Вот заявление императрицы Екатерины II. Но почему-то оно многими ставится под сомнение. Обратим внимание на начало этого заявления:

«Но Господь Бог расположил иначе». Каждый здравомыслящий человек, а именно к таковым все без исключения относят Екатерину Великую, может прибегнуть к подобным словам, лишь сознавая полную ответственность перед Богом за то, что собирается сказать далее, опираясь на подобное, словно подтверждающее истину, заявление.

Можно спорить о степени веры Екатерины, хотя спор этот бессмыслен, ибо только Бог и сам человек могут знать об истинности веры этого человека. Но никто не имеет достаточно фактов, чтобы обвинить Екатерину II в безверии. Между тем, думаю, каждому ясно, что ложь с подобной, вышеприведенной и выделенной фразы люди в здравом рассудке не начинают.

Почему-то сообщение о якобы естественной смерти самой Екатерины Великой теми же историками, которые усомнились в естественной смерти Петра III, не берется под сомнение, как и якобы естественная смерть Г. А. Потемкина, как и якобы естественная смерть А. В. Суворова, как не берется под сомнение то, что Николай I либо умер от «Евпатории (издевка) в легких», намек на сдачу Евпатории, повлиявшую на состояние здоровья, либо отравился, что вообще невозможно по той причине, что государь был православно верующим.

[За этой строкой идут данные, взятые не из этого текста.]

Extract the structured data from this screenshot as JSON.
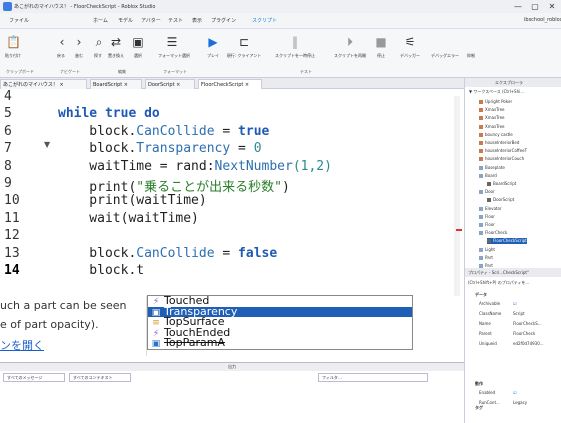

А вот Петра III умертвили и все тут. Откуда же эти данные? Ведь его охраняли всего несколько человек, которые одни имели возможность знать о происшедшем. Впрочем, о том, что произошло в Ропше и каковы были последние часы свергнутого с престола Петра Федоровича, знает только Всемогущий Бог. И какой еще могла быть судьба этого человека, вызванного в Россию и облагодетельствованного императрицей Елизаветой Петровной, катавшегося как сыр в масле, но при этом пьянствовавшего беспробудно, сколь душе угодно. Что заслужил человек, не знавший ни в чем отказа, сирота, имевший возможность при ином, неповрежденном, нраве и характере обрести в Елизавете Петровне вторую мать, но в «благодарность» едва не пустившийся в пляс при кончине своей благодетельницы?!

О более чем непристойном поведении Петра у гроба усопшей императрицы Елизаветы Петровны свидетельствуют все дошедшие до нас источники. Разночтений нет – он не скрывал торжества по поводу смерти благодетельницы и уже только за это достоин Божьей кары. Смерть же его была крайне невыгодна Екатерине II, хотя многие историки обвиняют ее в том, что она якобы дала тайное указание умертвить его, хотя и не имеют на то никаких документальных подтверждений, кроме своей болезненной интуиции.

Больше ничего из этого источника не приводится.